Estudou o espiritismo à luz das faculdades psicomentais que ia desenvolvendo. Visto só coincidirem na aparência, logo se desinteressou e mesmo criticou severamente, mas com critério intelectual ou didáctico, a atenção desmesurada que nele se dava ao desenvolvimento do medianimismo, como condição psíquica pessoal perfeitamente passiva em detrimento da acção mental. O mesmo aconteceu com o teosofismo, que redundou em fracasso total com a sua catequese messiânica na figura de Krishnamurti (recusando tal papel forçado de «avatara») e a vulgarização, para não dizer profanação, do nome e presença dos Mestres de Amor-Sabedoria e da Iniciação Real. O teosofismo passional e em muito aparentado ao espiritismo, abjurados por Fernando Pessoa, nada tinha a ver com a verdadeira Teosofia trazida ao Ocidente pela grande Iniciada Helena Petrovna Blavatsky, que aliás ele elogiou com palavras rasgadas de raro apreço.

Como Rafael Baldaya, pseudónimo, exerceu a Astrologia e praticou a Alquimia da Alma, que é dizer, a Via Interna de transformação da vida-energia em vida-consciência. Procurou o seu Mestre e encontrou-o! O mais… sortilégio e mistério.

Interessou-se e muito pelo espírito tradicional da Maçonaria, mesmo que em tempo algum fosse afiliado nela. Interessava-lhe unicamente o esoterismo que continha, e nada mais. Amante da liberdade de expressão e progresso dos povos, opôs-se publicamente com a maior vivacidade ao projecto de lei da Assembleia Nacional que pretendia a extinção das Sociedades Secretas em Portugal, logo com a Maçonaria à cabeça. Chocou muita gente essa sua atitude, muita gente que tinha lido a Mensagem e passado a considerá-lo um nacionalista ortodoxo, desses que beijam batina e aplaudem o totalitarismo, espécie de descendente d´algum desses lunáticos messianistas que no século XIX em Lisboa invadiam o alto de Santa Catarina de lunetas fixadas na barra do Tejo para ver chegar a nau que trazia D. Sebastião de terras distantes e incertas. Afinal só haviam entendido a letra do Poema, não a sua essência iniciática, verdadeiramente eclética e universalista. Jamais Fernando Pessoa foi maçom, mas jamais Fernando Pessoa ignorou o esoterismo que a Maçonaria continha, como rama da Tradição Iniciática das Idades.

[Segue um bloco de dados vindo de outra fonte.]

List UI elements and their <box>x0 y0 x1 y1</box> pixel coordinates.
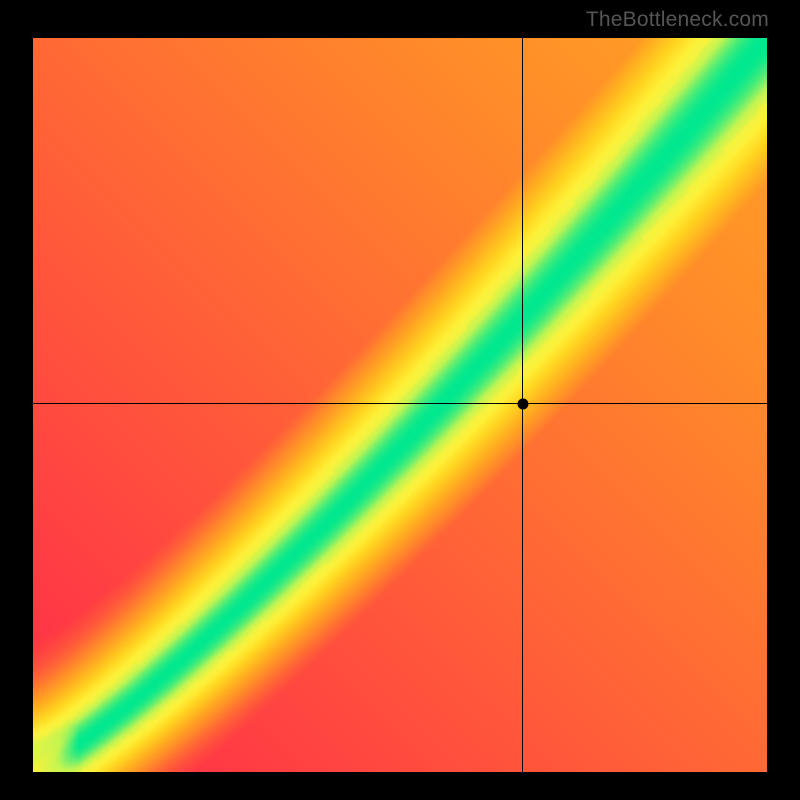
crosshair-marker <box>517 398 528 409</box>
crosshair-horizontal <box>33 403 767 405</box>
watermark-label: TheBottleneck.com <box>586 8 769 32</box>
bottleneck-heatmap <box>33 38 767 772</box>
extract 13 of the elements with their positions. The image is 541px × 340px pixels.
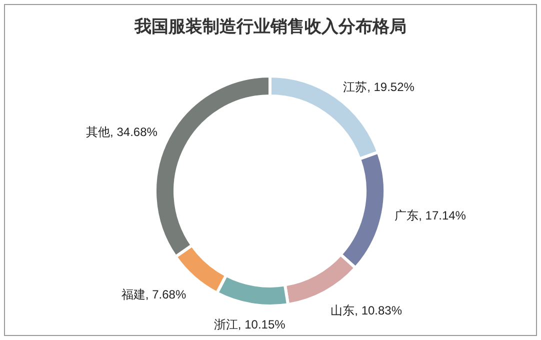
slice-label: 广东 [394,208,419,222]
data-label: , 7.68% [145,287,186,302]
data-label: , 10.15% [238,317,286,332]
chart-title: 我国服装制造行业销售收入分布格局 [134,17,406,36]
data-label: , 19.52% [367,80,415,94]
slice-label: 江苏 [343,80,368,94]
slice-label: 福建 [121,287,146,302]
slice-label: 浙江 [214,317,238,332]
data-label: , 34.68% [110,125,158,140]
data-label: , 17.14% [418,208,466,222]
data-label: , 10.83% [354,304,402,318]
slice-label: 其他 [86,125,110,140]
slice-label: 山东 [330,304,355,318]
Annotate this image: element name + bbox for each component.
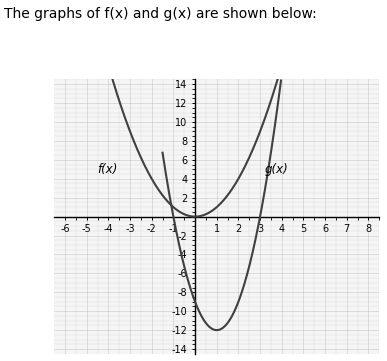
Text: The graphs of f(x) and g(x) are shown below:: The graphs of f(x) and g(x) are shown be…	[4, 7, 317, 21]
Text: g(x): g(x)	[264, 163, 288, 176]
Text: f(x): f(x)	[98, 163, 118, 176]
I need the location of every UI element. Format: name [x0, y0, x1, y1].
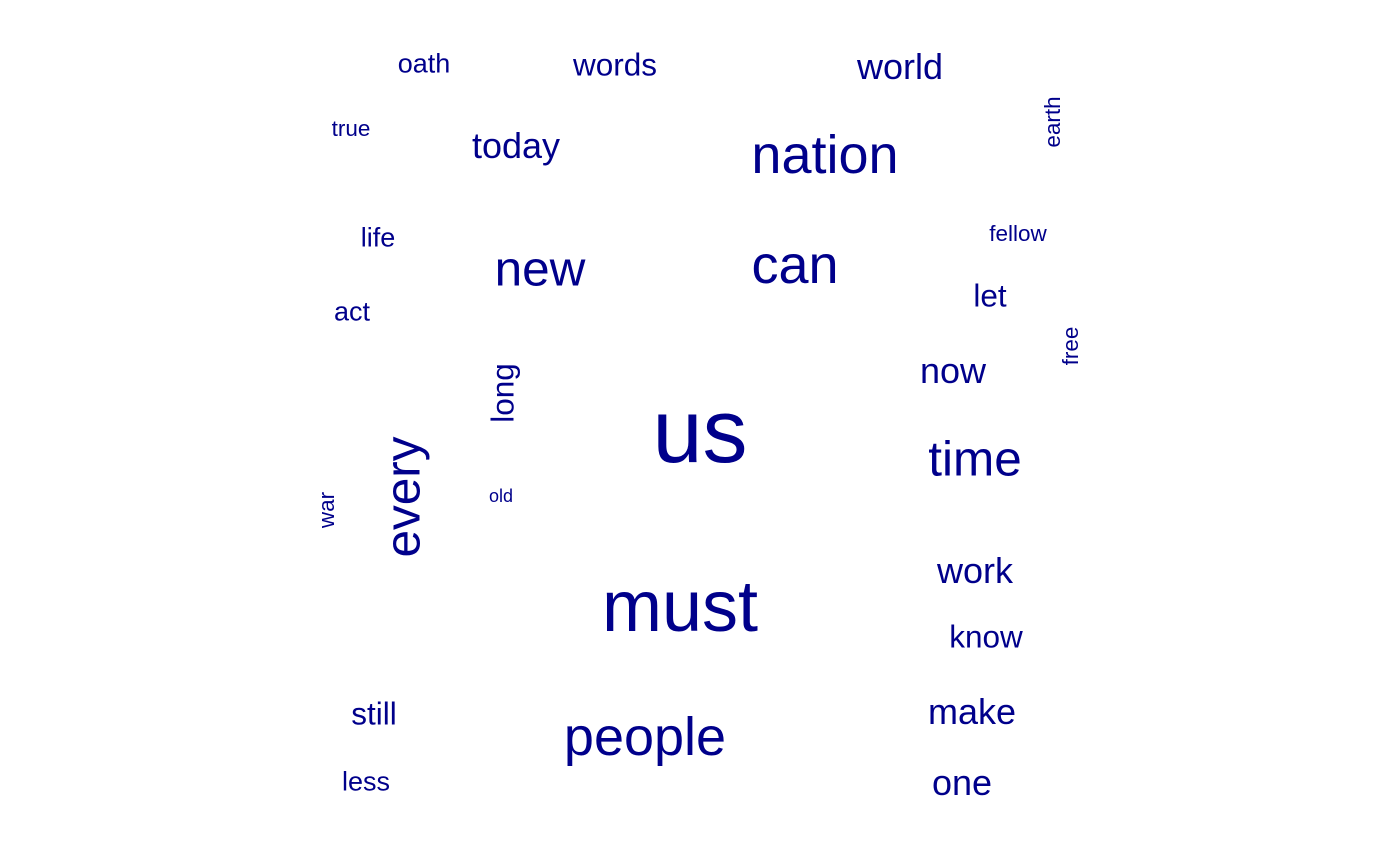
word-free: free	[1057, 326, 1083, 366]
word-words: words	[572, 46, 658, 83]
word-long: long	[484, 363, 521, 423]
word-fellow: fellow	[989, 220, 1047, 246]
word-time: time	[928, 431, 1022, 487]
word-work: work	[936, 550, 1014, 591]
word-let: let	[973, 277, 1007, 314]
word-act: act	[333, 296, 371, 327]
word-us: us	[652, 382, 748, 482]
word-can: can	[751, 235, 839, 295]
word-one: one	[931, 762, 993, 803]
word-world: world	[856, 46, 944, 87]
word-every: every	[375, 436, 431, 558]
word-today: today	[471, 125, 561, 166]
word-old: old	[488, 486, 514, 506]
word-oath: oath	[397, 48, 451, 79]
word-less: less	[341, 766, 391, 797]
word-know: know	[949, 618, 1023, 655]
word-make: make	[927, 691, 1017, 732]
word-true: true	[331, 115, 371, 141]
word-war: war	[313, 491, 339, 529]
word-nation: nation	[751, 125, 899, 185]
word-new: new	[494, 241, 586, 297]
word-now: now	[919, 350, 987, 391]
word-must: must	[601, 567, 759, 647]
word-life: life	[360, 222, 396, 253]
word-earth: earth	[1039, 96, 1065, 148]
word-still: still	[351, 695, 397, 732]
word-people: people	[563, 707, 727, 767]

Com efeito, em 1935 o deputado Dr. José Cabral, membro do Estado Novo muito ligado ao Bispado, apresentou na Assembleia Nacional um projecto de lei tendo como objectivo a extinção de todas as Sociedades Secretas no País, a começar pela Maçonaria. Foi então que Fernando Pessoa publicou no Diário de Lisboa, em 4-2-1935, o artigo “Associações Secretas” (mais tarde publicado na forma de opúsculo, em duas edições, com os títulos:A Maçonaria vista por Fernando Pessoa, s.d., e Um Projecto de Lei, s.d.), em que defendia a existência da Ordem Maçónica e atacava o projecto de lei do deputado José Cabral. Essa sua atitude pública causou o maior escândalo no meio conservador lisboeta. Ele que, no ano anterior, fora galardoado com o Prémio Antero de Quental, dado pelo Secretariado de Propaganda Nacional através de António Ferro, pelo seu livro Mensagem, de feição patriótica, o que não pouco contribuiu para desconcertar muita gente e gerar polémica acesa que, bem parece, não se esgotou até hoje. Escreveu ainda um segundo artigo desenvolvendo o assunto, para ser publicado no mesmo jornal, mas que foi cortado pela censura.
Esse seu interesse pela parte esotérica ou oculta da Maçonaria, assim como a sua oposição viva a qualquer forma repressiva e censória, é ele mesmo quem o diz no seguinte excerto do seu longo artigo citado:

“Estreou-se a Assembleia Nacional, do ponto de vista legislativo, com a apresentação, por um deputado, de um projecto de lei sobre «associações secretas». De tal ordem é o projecto, tanto em natureza como em conteúdo, que não há que felicitar o actual Parlamento por lhe ter sido dada essa estreia. Antes de dizer-lhe Absit omen!, ou seja, em português, Longe vá o agouro!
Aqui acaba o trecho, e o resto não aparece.